Hopefully continuity (of relevant features) would be the results of the training process, eventually. In videos from the wild, the number of buttons on a shirt basically never changes during a scene. That kind of information is in the training data already. So it is theoretically possible for a model to learn that should stay consistent, in contrast to other properties that affect the shirt, like lighting or pose. But we are still in the very early days of kinda-working video generation, and certainly in terms of temporal consistency.
Did you miss the fish?[0] You should see the error in first viewing
What about the woman with glasses? Her face literally "jumps"[1] Same with this guy's hands[2]
Interesting, we notice that [1] has "sora" in the name though I think it is a reference to the main image on sora[3]

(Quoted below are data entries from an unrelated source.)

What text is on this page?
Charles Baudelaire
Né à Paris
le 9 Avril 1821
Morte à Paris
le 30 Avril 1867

Not sure if the gallery is weird to anyone else, but it doesn't exactly show new images and the position indicator is wonky.
The thing that makes me most suspicious is seeing the numbers on these demos. 1, 2, 4 (terrifying to me), 5, 65, 66, 68, 72, 73, 83, 85, 86 (is this Simone Giertz? Vic Michaelis?). The part that is tough about evaluating generative models is the cherry picking for demonstrations. You have to do it or people tear your work apart but also in doing so you give a false impression of what your work can actually do.

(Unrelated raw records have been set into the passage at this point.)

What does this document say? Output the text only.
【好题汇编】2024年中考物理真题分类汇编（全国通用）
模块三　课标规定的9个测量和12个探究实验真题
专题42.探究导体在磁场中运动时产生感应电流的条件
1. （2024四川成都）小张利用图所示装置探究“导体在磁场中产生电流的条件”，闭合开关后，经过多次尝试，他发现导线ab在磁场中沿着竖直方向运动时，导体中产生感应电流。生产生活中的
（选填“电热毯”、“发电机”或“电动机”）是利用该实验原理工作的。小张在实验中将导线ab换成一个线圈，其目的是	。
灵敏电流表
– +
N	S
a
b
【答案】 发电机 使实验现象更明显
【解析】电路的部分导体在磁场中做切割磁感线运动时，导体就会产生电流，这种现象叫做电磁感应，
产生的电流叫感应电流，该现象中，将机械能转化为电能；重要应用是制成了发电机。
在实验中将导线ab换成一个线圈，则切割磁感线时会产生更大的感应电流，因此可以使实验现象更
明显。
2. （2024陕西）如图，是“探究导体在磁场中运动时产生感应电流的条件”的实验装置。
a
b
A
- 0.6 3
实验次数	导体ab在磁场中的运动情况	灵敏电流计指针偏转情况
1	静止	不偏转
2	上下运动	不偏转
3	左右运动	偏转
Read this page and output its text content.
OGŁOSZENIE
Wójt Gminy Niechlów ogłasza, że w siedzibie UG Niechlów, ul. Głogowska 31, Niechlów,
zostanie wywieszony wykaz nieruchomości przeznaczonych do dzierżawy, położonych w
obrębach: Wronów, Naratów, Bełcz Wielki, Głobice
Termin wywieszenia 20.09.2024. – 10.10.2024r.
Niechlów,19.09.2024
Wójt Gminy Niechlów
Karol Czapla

IMO it has gotten out of hand and is not benefiting anyone. It makes these papers more akin to advertising than communication of research. We talk about integrity of the research community and why we argue over borderline works but come on, if you can get a better review by more samples, you can get better reviews by paying more, not by doing better work. A pay to play system is far worse for the integrity of ML (or any science) than arguing over borderline works.
Edit: I think it is also a bit problematic that this is posted BEFORE the arxiv link or GitHub goes live. I'd appeal to the HN community to not upvote these kinds of works until at least the paper is live.
You can see this in Sora videos too if you look closely to things like leaves of trees, you can tell some sort of bucketing is going on temporally even on SOTA models
I mean at the end of the day neither is standard video editing, how many times have we all found inconsistencies in TV shows or random water bottles showing up and disappearing in scenes... I imagine diffusion video creation will be similar eventually funny anecdotes of what we saw that time in LOTR 10
I am super picky when it comes to art and I think these look like complete shit when compared to what I have seen from Sora.
Not even in the same ballpark. Even when things are wrong in Sora it seems like the imagery is still very crisp. If I watched these videos for 5 minutes I know I would get a headache.
But I guess it took me multiple minutes to find these problems, watching each video clip many times, rather than having any of them jump out at me. So, it's not like literally full consistent object persistence, but at a casual viewing it was very persuasive.
Maybe people who shoot or edit video frequently would notice some of these problems more quickly, because they're more attuned to looking for continuity problems?